Woop dy freakin doo!

 

i wished men who cheated or shall i say, dump you for someone else, should all suffer! but everytime i think negatively, wishing the ex would feel my pain......u know what happens instead...the ex and his "happiness" with the other comes alive even more and full freakin throttle!

 

its like torture!!!

 

so i'm not going to waste anymore time.... starting tomorrow (cuz this "annoucment" just happened tonight) thinking about him or his new love.

 

karma works both ways. if you think bad, it smacks you in the face (even if you're the "victim".

 

i'm gonna use this site to help me cope....make ME stronger....make me get over someone who DOESN'T love or respect me.

 

no more wasting time wishing ex harm. cuz it doesn't work. let life take care of it on its own. you'll only be disappointed when you get the complete opposite of what you wished.

 

this is all speaking from someone who had the same thoughts as you....i wanted my ex to suffer....i wanted a more beautiful girl to come into the picture and break the ex and his new love up. but all backfires.....everytime i have a bad thought of another person, i get hit badly myself.

 

i had a new fb.........i blocked him and his new fling........i blocked his friends..........i don't want any temptations! i don't want to be curious anymore. its not healthy for me.

 

all my friends say focus on "me"...focus on "me". and i need to. and i hope you can too.

 

any thoughts about him is a waste of your time.

 

this site will help you see that others are going thru what you are....and hopefully you can see yourself in an outside perspective.

 

i'm seeking for help as many people on this site are too......but lets work towards moving forward and bettering ourselves instead of wishing bad on others.

 

again.......i know exactly how you feel......you can say i had devilish thoughts for the longest time. and it really has gotten me nowhere.

Edited by Gonnabeabadassjustuc
Posted

Oh women do this too, this isnt just a guy thing, there are plenty of us here still hurting from this.

Posted

There's no need to force yourself to be happy for him, that is unrealistic at this stage, just aim to be neutral.
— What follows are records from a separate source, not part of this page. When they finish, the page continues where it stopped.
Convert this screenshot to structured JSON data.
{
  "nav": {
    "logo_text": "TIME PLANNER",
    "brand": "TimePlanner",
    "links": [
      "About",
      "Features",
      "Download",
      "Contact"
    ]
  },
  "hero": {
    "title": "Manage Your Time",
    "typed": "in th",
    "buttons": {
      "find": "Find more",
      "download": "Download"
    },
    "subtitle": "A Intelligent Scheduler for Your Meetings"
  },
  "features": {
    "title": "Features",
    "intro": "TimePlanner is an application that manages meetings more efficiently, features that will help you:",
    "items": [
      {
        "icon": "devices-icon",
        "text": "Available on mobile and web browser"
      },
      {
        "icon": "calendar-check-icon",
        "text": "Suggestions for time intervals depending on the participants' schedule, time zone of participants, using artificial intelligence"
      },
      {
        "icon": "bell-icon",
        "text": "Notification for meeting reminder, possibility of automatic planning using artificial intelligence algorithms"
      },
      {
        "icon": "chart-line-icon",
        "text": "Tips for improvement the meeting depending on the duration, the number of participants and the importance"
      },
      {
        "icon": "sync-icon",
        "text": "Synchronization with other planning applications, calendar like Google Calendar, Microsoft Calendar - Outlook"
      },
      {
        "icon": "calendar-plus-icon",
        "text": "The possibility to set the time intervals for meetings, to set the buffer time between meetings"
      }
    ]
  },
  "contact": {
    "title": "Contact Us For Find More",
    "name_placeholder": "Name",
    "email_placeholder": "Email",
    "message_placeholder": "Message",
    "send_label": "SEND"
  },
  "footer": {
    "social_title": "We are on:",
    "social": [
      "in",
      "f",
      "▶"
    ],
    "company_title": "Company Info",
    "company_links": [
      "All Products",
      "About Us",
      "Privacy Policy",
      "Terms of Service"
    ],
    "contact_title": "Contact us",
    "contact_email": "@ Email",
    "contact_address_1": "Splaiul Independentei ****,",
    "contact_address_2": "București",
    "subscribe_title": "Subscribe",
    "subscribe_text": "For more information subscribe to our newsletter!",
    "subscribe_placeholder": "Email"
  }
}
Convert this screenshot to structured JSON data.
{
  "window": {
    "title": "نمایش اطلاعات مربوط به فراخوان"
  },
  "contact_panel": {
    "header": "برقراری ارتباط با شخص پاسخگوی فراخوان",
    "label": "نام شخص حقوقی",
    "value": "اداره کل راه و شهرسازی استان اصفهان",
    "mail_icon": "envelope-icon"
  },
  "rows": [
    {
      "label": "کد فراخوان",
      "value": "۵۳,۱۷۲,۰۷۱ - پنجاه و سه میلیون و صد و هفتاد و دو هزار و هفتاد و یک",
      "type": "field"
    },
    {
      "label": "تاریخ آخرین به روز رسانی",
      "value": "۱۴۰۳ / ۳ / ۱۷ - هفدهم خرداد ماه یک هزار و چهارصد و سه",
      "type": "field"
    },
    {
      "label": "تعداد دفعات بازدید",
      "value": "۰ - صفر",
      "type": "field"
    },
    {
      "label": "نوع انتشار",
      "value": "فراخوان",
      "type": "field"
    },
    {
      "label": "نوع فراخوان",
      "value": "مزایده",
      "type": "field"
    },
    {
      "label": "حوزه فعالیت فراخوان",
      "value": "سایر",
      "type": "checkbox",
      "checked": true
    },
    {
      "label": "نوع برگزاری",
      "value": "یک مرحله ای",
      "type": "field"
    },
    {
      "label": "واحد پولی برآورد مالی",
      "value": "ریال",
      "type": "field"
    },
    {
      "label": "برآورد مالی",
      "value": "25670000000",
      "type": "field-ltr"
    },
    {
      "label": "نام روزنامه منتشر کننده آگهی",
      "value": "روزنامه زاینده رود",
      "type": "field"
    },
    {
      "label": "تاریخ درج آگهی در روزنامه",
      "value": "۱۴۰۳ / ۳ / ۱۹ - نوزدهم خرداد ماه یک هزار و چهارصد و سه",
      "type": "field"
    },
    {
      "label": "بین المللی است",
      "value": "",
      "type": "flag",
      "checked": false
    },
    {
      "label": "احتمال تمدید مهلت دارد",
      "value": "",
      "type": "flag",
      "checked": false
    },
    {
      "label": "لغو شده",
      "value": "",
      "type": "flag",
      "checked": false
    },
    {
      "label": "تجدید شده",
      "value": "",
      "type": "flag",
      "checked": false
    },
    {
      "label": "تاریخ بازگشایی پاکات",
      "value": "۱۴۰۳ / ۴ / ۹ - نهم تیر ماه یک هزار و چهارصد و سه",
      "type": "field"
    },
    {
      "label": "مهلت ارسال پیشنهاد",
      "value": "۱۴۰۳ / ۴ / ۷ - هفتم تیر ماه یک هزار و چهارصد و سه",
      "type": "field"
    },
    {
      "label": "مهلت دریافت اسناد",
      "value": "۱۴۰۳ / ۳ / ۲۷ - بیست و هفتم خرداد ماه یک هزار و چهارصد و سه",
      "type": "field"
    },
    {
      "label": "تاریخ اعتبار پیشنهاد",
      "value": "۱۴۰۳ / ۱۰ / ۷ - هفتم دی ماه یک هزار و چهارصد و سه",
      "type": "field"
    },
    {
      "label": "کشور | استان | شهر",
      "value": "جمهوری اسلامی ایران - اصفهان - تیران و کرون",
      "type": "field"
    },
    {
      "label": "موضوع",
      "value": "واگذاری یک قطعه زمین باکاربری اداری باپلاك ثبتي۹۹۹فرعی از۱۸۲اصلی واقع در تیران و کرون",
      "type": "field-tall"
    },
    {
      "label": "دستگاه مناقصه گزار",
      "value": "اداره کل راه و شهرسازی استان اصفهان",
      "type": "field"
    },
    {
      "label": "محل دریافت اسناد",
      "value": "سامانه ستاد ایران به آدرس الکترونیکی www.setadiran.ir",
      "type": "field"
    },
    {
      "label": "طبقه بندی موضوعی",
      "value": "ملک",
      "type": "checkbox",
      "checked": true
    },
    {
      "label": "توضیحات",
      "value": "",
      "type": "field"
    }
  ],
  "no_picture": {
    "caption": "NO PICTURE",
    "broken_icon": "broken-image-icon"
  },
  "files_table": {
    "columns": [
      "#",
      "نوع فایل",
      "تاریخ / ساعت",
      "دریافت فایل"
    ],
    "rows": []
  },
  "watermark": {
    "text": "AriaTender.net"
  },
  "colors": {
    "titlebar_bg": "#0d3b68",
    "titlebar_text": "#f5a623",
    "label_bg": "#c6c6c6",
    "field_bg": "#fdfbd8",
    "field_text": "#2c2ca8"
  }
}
Don't try to be friends, it's not possible. Don't think about what they may or may not be doing. You have no idea whatsoever what is really going on. You could waste months torturing yourself over stuff that is purely imaginary.

 

One thing: by saying "if THEY would break up, I would feel better", you are making your happiness conditional on something you have no control over. That's not a recipe for happiness, in the long run. Ideally, you should be focussing on goals that you have control over yourself, thing about things you could have within your power to make yourself happier.